For the years covered by the story, Contarini’s path is Byronic, as the impetuous young hero carries his innocence and passion through a series of impossibly romantic adventures (and adventurous romances) on his quest for literary success. He does not find writing quite as easy as he had supposed. Many a writer will sympathise with him when the lad confesses:

   ‘My mind seemed full to the very brink, but not a drop of the rich stream overflowed. I became anxious, nervous, fretful. I walked about: I reseated myself. Again I threw down the pencil. I was like a man disenchanted. I could scarcely recall the visions of yesterday, and if, with an effort, I succeeded, they appeared cold, tame, dull, lifeless. Nothing can describe my blank despair.

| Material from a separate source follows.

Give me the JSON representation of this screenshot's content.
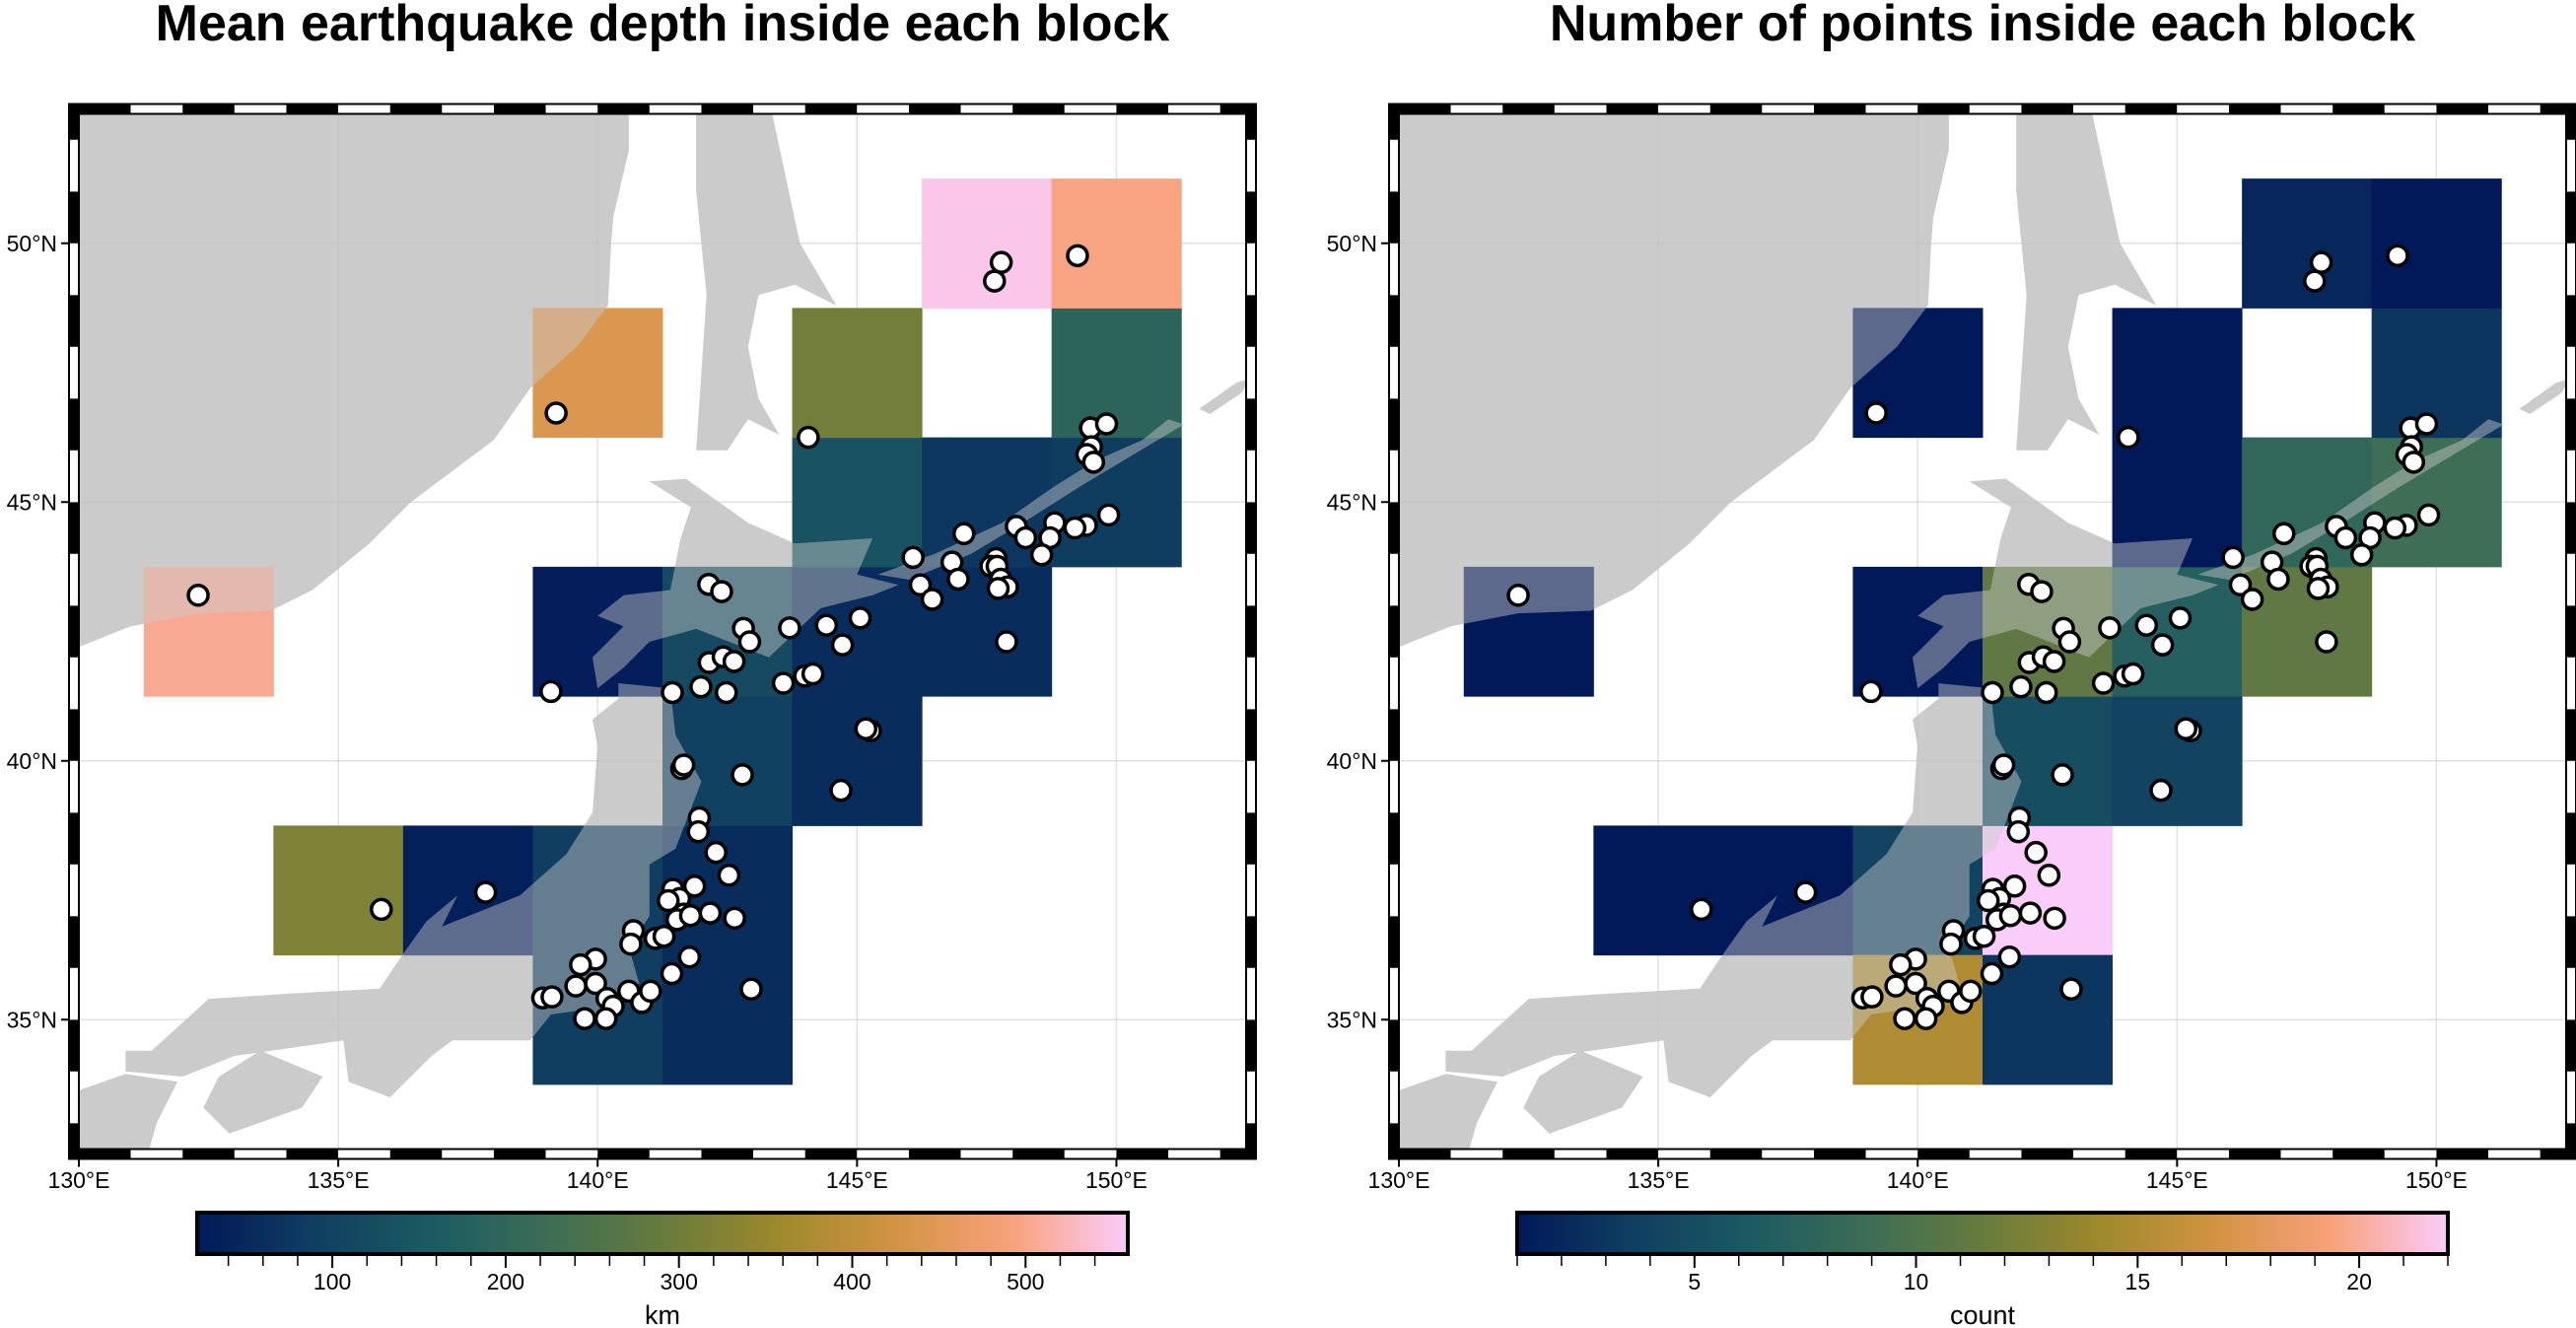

   ‘They know not, they cannot tell—the cold, dull world—they cannot even remotely conceive the agony of doubt and despair, which is the doom of youthful genius. To sigh for Fame in obscurity,

is like sighing in a dungeon for light. Yet the votary and the captive share an equal hope. But to feel the strong necessity of fame, and to be conscious without intellectual excellence life must be insupportable, to feel all this with no simultaneous faith in your own power—these are moments of despondency for which no immortality can compensate.’

Contarini gains wisdom (of sorts) partly through experience and partly from the advice and guidance of his mentor, a wanderer like himself but older, whom he meets in the woods after he (Contarini) has, in a somewhat eye-opening scene, been seduced by a pair of gypsy lovelies and then robbed by their male companion. The mentor, Winter, reappears throughout the book with pearls of wisdom such as the following which he inscribes in a book he leaves with the guileless boy: ‘Be patient. Cherish hope. Read more. Ponder less. Nature is more powerful than education.’

In a preface added to the work a year after publication Disraeli says of the book, ‘But the truth is, a wandering existence was a necessary epoch in the career of the hero’ and indeed he gives as the chief subject of his book ‘the development and formation of the poetic character’. The irony, which can hardly have been lost on Disraeli, is that ultimately his impetuous young hero does not find literary success but instead gains property, respectability and a modicum of political power. Here again we see the author writing himself onto the page, for Disraeli became best known in his lifetime (and is now remembered) as a successful politician who also wrote some books.

As we grow older we all wonder from time to time what would have happened if, at some point earlier in life, we had chosen differently and taken another path. Disraeli managed the near-impossible feat of staying on two paths for years until he finally forsook art for politics. Often he must have wondered if had chosen wisely. As Contarini’s mentor says to console the failed young poet:

‘Action is now your part. Meditation is culture. It is well to think until a man have [sic] discovered his genius, and developed his faculties, but then let him put his Intelligence in motion. Act, act, act; act without ceasing, and you will no longer talk of the vanity of life.’

   ‘But how am I act?’

   ‘Create. Man is made to create, from the Poet to the Potter.’

Disraeli may have felt his supreme achievement, viewed perhaps with the same resignation as that of the older Contarini when he looked back on his life, was to have created himself.